The HCFAC program also recovered $441 million for Medicaid, a 28% increase from 2008. Since its inception in 1997, the HCFAC program has returned more than $15.6 billion to the Medicare Trust Fund, the report said.
Whether dollars recovered from anti-fraud activity, as well as funds from more innocuous examples of overpayment, will resolve the budget deficits recognized by the Medicare program is debatable amid an environment of spiraling costs. However, according to Jonathan C. Javitt, MD, MPH, a former Medicare consultant and chair of the President’s Information Technology Advisory Committee that proposed the current federal focus on electronic medical records, what is clear is that the increased scrutiny may unduly harm physicians acting in good faith.
“The sad reality is that Medicare and Medicaid fraud has a corrosive effect in undermining the viability of our health care system,” Dr. Javitt said. “We’re not talking about the honest practitioner who forgets to document a review of systems in the course of billing for a level 5 office visit. We are talking about the medical equipment supplier who consistently bills for goods that were never shipped or were shipped to dead people.”
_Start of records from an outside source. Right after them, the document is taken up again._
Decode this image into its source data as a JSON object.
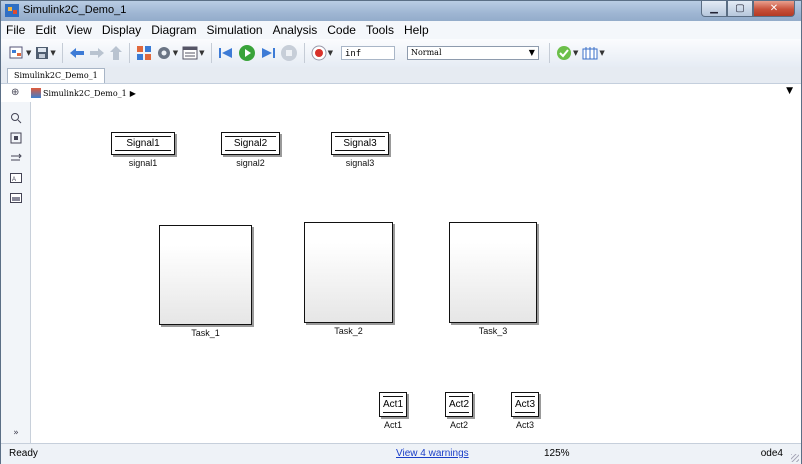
{
  "window": {
    "title": "Simulink2C_Demo_1"
  },
  "menu": [
    "File",
    "Edit",
    "View",
    "Display",
    "Diagram",
    "Simulation",
    "Analysis",
    "Code",
    "Tools",
    "Help"
  ],
  "toolbar": {
    "stop_time": "inf",
    "sim_mode": "Normal"
  },
  "tab": {
    "label": "Simulink2C_Demo_1"
  },
  "breadcrumb": {
    "model": "Simulink2C_Demo_1"
  },
  "blocks": {
    "from": [
      {
        "text": "Signal1",
        "label": "signal1"
      },
      {
        "text": "Signal2",
        "label": "signal2"
      },
      {
        "text": "Signal3",
        "label": "signal3"
      }
    ],
    "tasks": [
      {
        "label": "Task_1"
      },
      {
        "label": "Task_2"
      },
      {
        "label": "Task_3"
      }
    ],
    "acts": [
      {
        "text": "Act1",
        "label": "Act1"
      },
      {
        "text": "Act2",
        "label": "Act2"
      },
      {
        "text": "Act3",
        "label": "Act3"
      }
    ]
  },
  "palette": {
    "expand": "»"
  },
  "status": {
    "ready": "Ready",
    "warnings": "View 4 warnings",
    "zoom": "125%",
    "solver": "ode4"
  },
  "icons": [
    "app-icon",
    "minimize-icon",
    "maximize-icon",
    "close-icon",
    "new-model-icon",
    "save-icon",
    "back-icon",
    "forward-icon",
    "up-icon",
    "library-icon",
    "settings-icon",
    "explorer-icon",
    "step-back-icon",
    "run-icon",
    "step-forward-icon",
    "stop-icon",
    "record-icon",
    "check-icon",
    "build-icon"
  ]
}
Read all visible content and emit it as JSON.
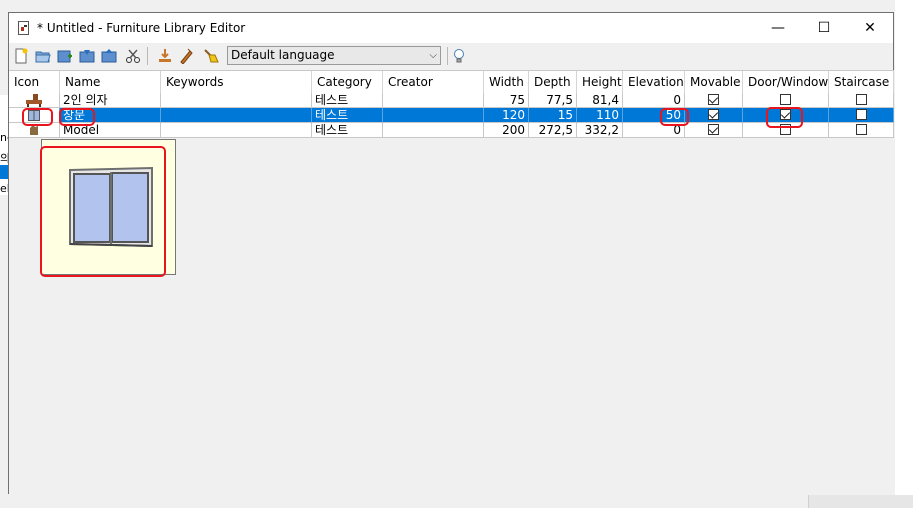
{
  "window": {
    "title": "* Untitled - Furniture Library Editor",
    "controls": {
      "minimize": "—",
      "maximize": "☐",
      "close": "✕"
    }
  },
  "toolbar": {
    "icons": [
      "new-icon",
      "open-icon",
      "add-icon",
      "import-icon",
      "export-icon",
      "cut-icon",
      "download-icon",
      "edit-icon",
      "clean-icon"
    ],
    "language": {
      "selected": "Default language"
    },
    "help_icon": "lightbulb-icon"
  },
  "table": {
    "columns": [
      "Icon",
      "Name",
      "Keywords",
      "Category",
      "Creator",
      "Width",
      "Depth",
      "Height",
      "Elevation",
      "Movable",
      "Door/Window",
      "Staircase"
    ],
    "rows": [
      {
        "name": "2인 의자",
        "keywords": "",
        "category": "테스트",
        "creator": "",
        "width": "75",
        "depth": "77,5",
        "height": "81,4",
        "elevation": "0",
        "movable": true,
        "door_window": false,
        "staircase": false
      },
      {
        "name": "창문",
        "keywords": "",
        "category": "테스트",
        "creator": "",
        "width": "120",
        "depth": "15",
        "height": "110",
        "elevation": "50",
        "movable": true,
        "door_window": true,
        "staircase": false,
        "selected": true
      },
      {
        "name": "Model",
        "keywords": "",
        "category": "테스트",
        "creator": "",
        "width": "200",
        "depth": "272,5",
        "height": "332,2",
        "elevation": "0",
        "movable": true,
        "door_window": false,
        "staircase": false
      }
    ]
  },
  "background_scraps": [
    "ne",
    "의",
    "el"
  ],
  "colors": {
    "selection": "#0078d7",
    "highlight": "#e8141e",
    "tooltip_bg": "#ffffe1"
  }
}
According to Dr. Javitt, cases of true fraud in ophthalmology are rare, but there have been convictions of practitioners who have billed for procedures that were never performed or manipulated examination findings as false justification for surgery.
“As Medicare and Medicaid get more aggressive in looking for patterns of fraud, there’s increased risk that people who are practicing good medicine are going to get caught up either in government-sponsored investigations or those sponsored by contractors who are modern-day bounty hunters,” he said.
Federal pressure
Over the past year, the federal government has put concerted effort into reducing fraud, abuse and illegal activity. For instance, in May 2009, President Barack Obama announced the formation of the Health Care Fraud Prevention and Enforcement Action Team (Project HEAT). The collaborative effort between the Department of Justice, Department of Health and Human Services and law enforcement agencies brought the effort to combat fraud and abuses to a Cabinet-level priority for the first time.
Among other things, Project HEAT spurred the creation of Medicare Fraud Strike Force units, teams of agents from the Federal Bureau of Investigation, Office of the Inspector General, Attorney General and Department of Justice that operate in seven cities. These teams audit local Medicare billing for potentially dubious activity and investigate when signals are raised.
While these efforts are focused on criminal behavior, and physicians who practice good medicine are at little to no risk of investigation, the increased activity and heightened scrutiny of physician behavior is indicative of redoubled efforts to uncover overpayments and return lost dollars to the system.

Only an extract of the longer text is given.